Birkenseer übt schon bei der Fragestellung vorauseilende Vorzensur. Bei der Frage an Ratzinger nach Mitwisserschaft um sexuellen Missbrauch in seiner Amtszeit reduziert Birkenseer vorliegende Fakten auf einen einzigen Fall von Mitwisserschaft über sexuellen Missbrauch. In der Quelle auf die er bei der Fragestellung Bezug nimmt, ist von zwei unterschiedlichen Fällen von sexuellem Missbrauch die Rede, bei denen die Eltern der betroffenen Schüler mit Ratzinger gesprochen haben. Er hat „keine Erinnerung“ mehr ist Ratzingers Antwort. Und mit dieser Antwort hat er sich selbst entlarvt. Obwohl das Interview auf schriftlichem Wege geführt wurde, hatte er bei der ersten allgemeingehaltenen Frage geantwortet:
„Von sexuellen Missbräuchen habe ich überhaupt nichts gehört in meiner Zeit. Mir ist nicht bekannt geworden, dass sich ein sexueller Missbrauch ereignet hätte.“
Erst behauptet er von sexuellem Missbrauch „nichts gehört“ zu haben, ein paar Fragen später beruft er sich auf fehlende Erinnerung. Nur eine von beiden Möglichkeiten könnte der Wahrheit entsprechen. Gleiches bei den Fragen zur körperlichen Gewalt. Obwohl es über Jahrzehnte immer wieder von Schülern in Regensburg thematisiert worden ist, wie schlimm es in der Vorschule Etterzhausen/Pielenhofen zuging, beruft sich Ratzinger auf Unwissenheit oder auf mangelnde Möglichkeiten einzugreifen. Deshalb hier noch einmal: Ratzinger war über Jahrzehnte personell in beiden Stiftungen installiert, einmal davon abgesehen dass sein Wort als Domkapellmeister ohnehin erhebliches Gewicht hatte. Desweiteren beschönigt Georg Ratzinger auch weiterhin seine eigenen Gewaltausbrüche erheblich, und bestreitet auch sein Beisein bei einzelnen Gewaltaktionen des Vorschulinternatsdirektors Meier.

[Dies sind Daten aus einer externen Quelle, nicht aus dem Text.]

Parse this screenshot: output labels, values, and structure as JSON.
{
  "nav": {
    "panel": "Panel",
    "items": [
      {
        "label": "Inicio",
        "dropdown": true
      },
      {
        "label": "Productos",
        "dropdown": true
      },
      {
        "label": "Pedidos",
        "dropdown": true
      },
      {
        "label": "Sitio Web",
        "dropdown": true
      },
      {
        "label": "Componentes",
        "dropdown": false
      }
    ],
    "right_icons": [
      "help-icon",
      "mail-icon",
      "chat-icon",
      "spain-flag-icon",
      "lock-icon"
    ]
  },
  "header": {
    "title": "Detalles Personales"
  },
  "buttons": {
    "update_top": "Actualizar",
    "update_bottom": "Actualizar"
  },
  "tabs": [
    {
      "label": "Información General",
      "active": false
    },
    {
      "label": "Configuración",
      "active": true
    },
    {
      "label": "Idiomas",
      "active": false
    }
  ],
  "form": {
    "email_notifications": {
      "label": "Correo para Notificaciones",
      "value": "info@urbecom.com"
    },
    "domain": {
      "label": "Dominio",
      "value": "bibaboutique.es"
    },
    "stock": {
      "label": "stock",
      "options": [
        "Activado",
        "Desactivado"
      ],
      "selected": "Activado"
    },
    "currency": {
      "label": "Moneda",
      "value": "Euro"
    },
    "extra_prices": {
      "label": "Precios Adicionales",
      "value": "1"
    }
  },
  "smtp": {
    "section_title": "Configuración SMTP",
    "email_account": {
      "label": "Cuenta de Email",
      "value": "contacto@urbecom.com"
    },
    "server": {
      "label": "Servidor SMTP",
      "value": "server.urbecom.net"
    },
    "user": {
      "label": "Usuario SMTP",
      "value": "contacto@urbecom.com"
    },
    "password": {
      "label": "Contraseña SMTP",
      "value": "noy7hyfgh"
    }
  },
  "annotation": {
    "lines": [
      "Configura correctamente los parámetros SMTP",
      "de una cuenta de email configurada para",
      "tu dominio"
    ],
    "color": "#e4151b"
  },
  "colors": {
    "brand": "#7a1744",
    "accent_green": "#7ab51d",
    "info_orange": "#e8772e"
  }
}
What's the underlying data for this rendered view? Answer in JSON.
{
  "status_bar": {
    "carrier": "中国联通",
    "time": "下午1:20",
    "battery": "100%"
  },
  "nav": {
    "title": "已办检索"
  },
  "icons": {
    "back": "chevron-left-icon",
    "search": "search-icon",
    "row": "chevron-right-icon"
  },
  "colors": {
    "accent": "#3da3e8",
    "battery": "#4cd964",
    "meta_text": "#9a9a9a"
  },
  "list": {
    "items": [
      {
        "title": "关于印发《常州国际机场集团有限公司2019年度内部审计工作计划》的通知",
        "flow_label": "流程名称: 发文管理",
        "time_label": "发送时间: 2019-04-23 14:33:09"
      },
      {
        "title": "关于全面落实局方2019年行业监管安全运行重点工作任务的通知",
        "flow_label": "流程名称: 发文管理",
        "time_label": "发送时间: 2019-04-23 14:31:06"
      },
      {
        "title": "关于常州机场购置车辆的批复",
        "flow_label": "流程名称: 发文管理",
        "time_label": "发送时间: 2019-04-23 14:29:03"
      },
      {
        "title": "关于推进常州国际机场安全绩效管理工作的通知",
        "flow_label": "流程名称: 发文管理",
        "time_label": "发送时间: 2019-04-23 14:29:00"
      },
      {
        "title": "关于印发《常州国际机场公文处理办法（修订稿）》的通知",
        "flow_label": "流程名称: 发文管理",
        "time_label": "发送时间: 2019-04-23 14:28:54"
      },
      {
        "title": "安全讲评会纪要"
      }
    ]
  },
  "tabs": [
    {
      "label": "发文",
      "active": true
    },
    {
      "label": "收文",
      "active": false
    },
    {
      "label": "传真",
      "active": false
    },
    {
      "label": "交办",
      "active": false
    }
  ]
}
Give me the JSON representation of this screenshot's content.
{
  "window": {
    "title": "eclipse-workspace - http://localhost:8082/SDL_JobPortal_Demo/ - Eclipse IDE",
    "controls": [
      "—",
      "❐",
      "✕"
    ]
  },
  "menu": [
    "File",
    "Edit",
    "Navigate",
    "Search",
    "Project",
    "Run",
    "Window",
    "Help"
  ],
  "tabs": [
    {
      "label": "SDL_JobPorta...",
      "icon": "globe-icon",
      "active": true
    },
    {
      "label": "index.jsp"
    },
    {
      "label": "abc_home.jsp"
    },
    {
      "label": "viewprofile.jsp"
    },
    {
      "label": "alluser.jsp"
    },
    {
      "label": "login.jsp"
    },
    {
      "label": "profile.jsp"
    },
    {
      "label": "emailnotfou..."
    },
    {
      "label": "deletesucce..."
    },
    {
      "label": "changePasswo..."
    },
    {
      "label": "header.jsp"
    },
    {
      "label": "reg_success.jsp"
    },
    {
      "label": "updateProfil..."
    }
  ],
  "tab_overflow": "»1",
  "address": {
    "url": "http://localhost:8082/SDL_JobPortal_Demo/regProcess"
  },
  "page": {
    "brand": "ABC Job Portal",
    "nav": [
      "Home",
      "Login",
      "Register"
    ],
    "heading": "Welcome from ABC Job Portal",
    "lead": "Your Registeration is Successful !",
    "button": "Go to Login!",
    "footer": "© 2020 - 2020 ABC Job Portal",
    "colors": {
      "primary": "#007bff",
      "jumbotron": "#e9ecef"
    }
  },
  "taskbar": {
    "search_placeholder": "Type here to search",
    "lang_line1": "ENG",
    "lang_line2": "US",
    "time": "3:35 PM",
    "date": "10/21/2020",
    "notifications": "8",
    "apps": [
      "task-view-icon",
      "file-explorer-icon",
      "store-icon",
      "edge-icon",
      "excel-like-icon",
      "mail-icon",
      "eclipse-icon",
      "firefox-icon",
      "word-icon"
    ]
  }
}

So hat ein erster Betroffener entschieden, dass wir seinen Bericht, wie er auch dem Bistum vorliegt hier veröffentlichen dürfen (Link am Ende des Artikels), damit sich die Leser ein eigenes Bild machen können. Wir werden in den nächsten Wochen alle Betroffenen anschreiben, die uns in den letzten Jahren ihre Berichte zugesandt haben und um Freigabe bitten, damit wir möglichst viele davon veröffentlichen können.
RA Weber hat uns beim ersten Sondierungsgespräch seine Arbeitsweise erklärt. Dazu gehört auch alle als Täter beschuldigte Personen (soweit ihm das ermöglicht wird) zu kontaktieren und zu den jeweiligen Berichten anzuhören. Wir gehen davon aus, dass er das im Fall von Georg Ratzinger auch versucht/erreicht hat, immerhin ist er ja im Auftrag des Bistums und der Institutionen der Domspatzen unterwegs. Dann müsste er sich bei dieser Gelegenheit ja zu den Vorwürfen geäußert haben oder hat er nichts gesagt, wie so viele andere vorher auch in den Gesprächen mit der Gewaltbeauftragten. Das hätte Georg Ratzinger mal mitteilen können, wenn er sich von RA Weber tatsächlich ungerecht behandelt fühlt. Oder steckt doch vielleicht etwas anderes hinter dem Interview? Es sind die Institutionen der Domspatzen und das Bistum, die RA Weber beauftragt haben. War man bei den Domspatzen vielleicht so entsetzt über die ersten Zahlen die RA Weber ermittelt hat, dass man jetzt zurückrudern will? Ist das Interview der Einstieg in ein Ausstiegsszenario in Sachen „Aufklärung“? Immerhin ist der „Journalist“ Karl Birkenseer gleichzeitig im Stiftungsrat wie auch im Vereinsvorstand installiert. Vor dem Hintergrund dieses Gefälligkeitsinterviews durch einen Domspatzenfunktionär klingen die Entschuldigungen und Aufklärungsbekundungen der letzten Monate nur noch wie leere Versprechungen. Oder ist das Duo Georg Ratzinger/Karl Birkenseer tatsächlich nur noch ein zurückgebliebener Rest einer jahrzehntealten Vertuschungskultur in den Institutionen der Regensburger Domspatzen, die mit einem letzten Halali noch einmal die „Getreuen“ um sich scharen wollen? Dies ist schnellstens zu klären.
Bistumsleitung wie auch die Domspatzeninstitutionen sind aufgefordert sich in den nächsten Tagen öffentlich zu erklären, wenn sie glaubwürdig bleiben wollen.